Le choix de l’établissement bancaire
La plupart des banques proposent de financer études et projets avec un prêt étudiant.
Les taux d’intérêt sont inférieurs de deux à trois points à ceux des autres prêts personnels. Toutes les banques n’accordent pas cependant les mêmes conditions de prêts aux étudiants.
Si certaines banques comme le CIC ou le Crédit du Nord affichent des taux uniques pour tous leurs clients, d’autres les font fluctuer à la hausse en fonction de la durée de l’emprunt ou de l’existence ou non d’une franchise (chez LCL par exemple). Le taux fixe offre, en contrepartie d’un coût élevé, la garantie d’un prix constant sur toute la durée du prêt. L’étudiant qui emprunte connaît dès le départ le montant de ses mensualités et le coût total du crédit. Le taux variable comporte un risque réel dans une mauvaise conjoncture et n’est peut-être pas conseillé dans le cadre d’un prêt étudiant.

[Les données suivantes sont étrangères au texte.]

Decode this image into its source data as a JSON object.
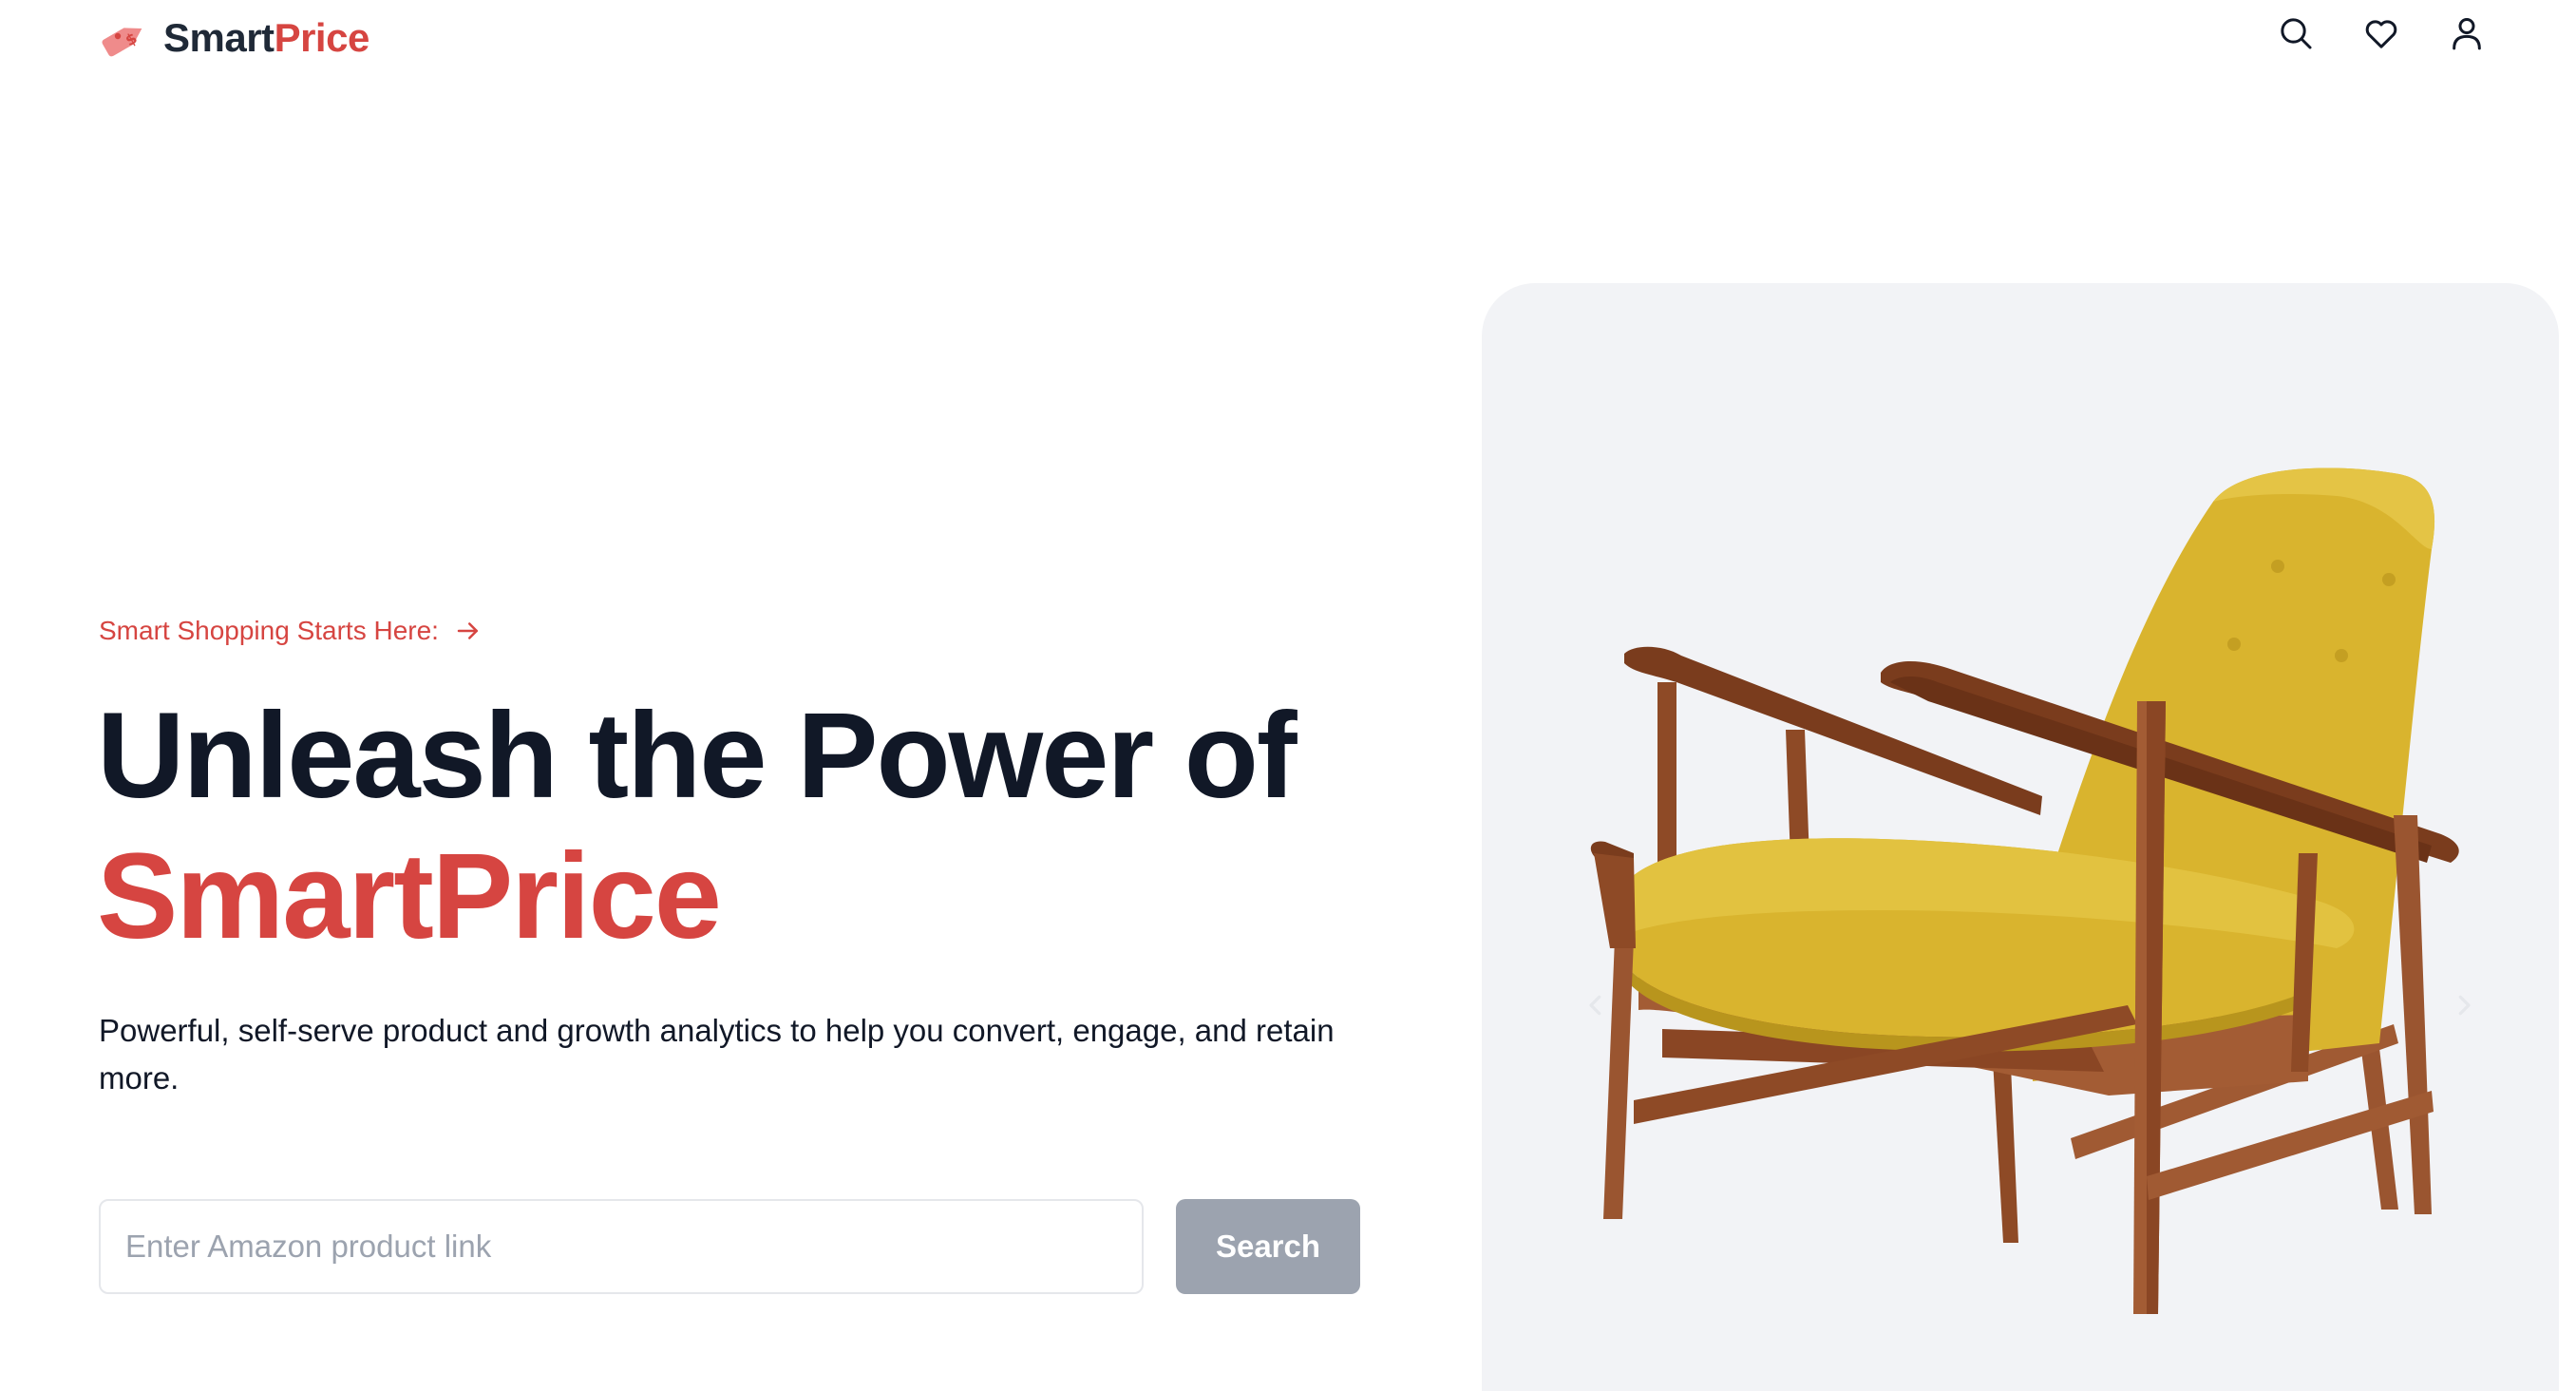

BNP Paribas, la Société Générale, HSBC, les Caisses d’épargne et les Banques populaires proposent des taux préférentiels (jusqu’à deux points en moins) aux élèves des grandes écoles ou aux étudiants de certaines facultés partenaires (médecine, troisième cycle…). L’affiliation à certaines mutuelles étudiantes (exemple Smeco pour la Société Générale) permet aussi d’obtenir un prêt avantageux.
Quand vous aurez signé le prêt, la banque vous ouvrira un compte sur lequel sera versée la somme empruntée. Ne pas accepter la création ou l’utilisation de ce compte peut être une raison pour la banque de vous refuser le crédit. En effet, n’oubliez pas que son objectif est de trouver de nouveaux clients et qu’il s’agit avant tout d’une démarche commerciale dont vous êtes la cible.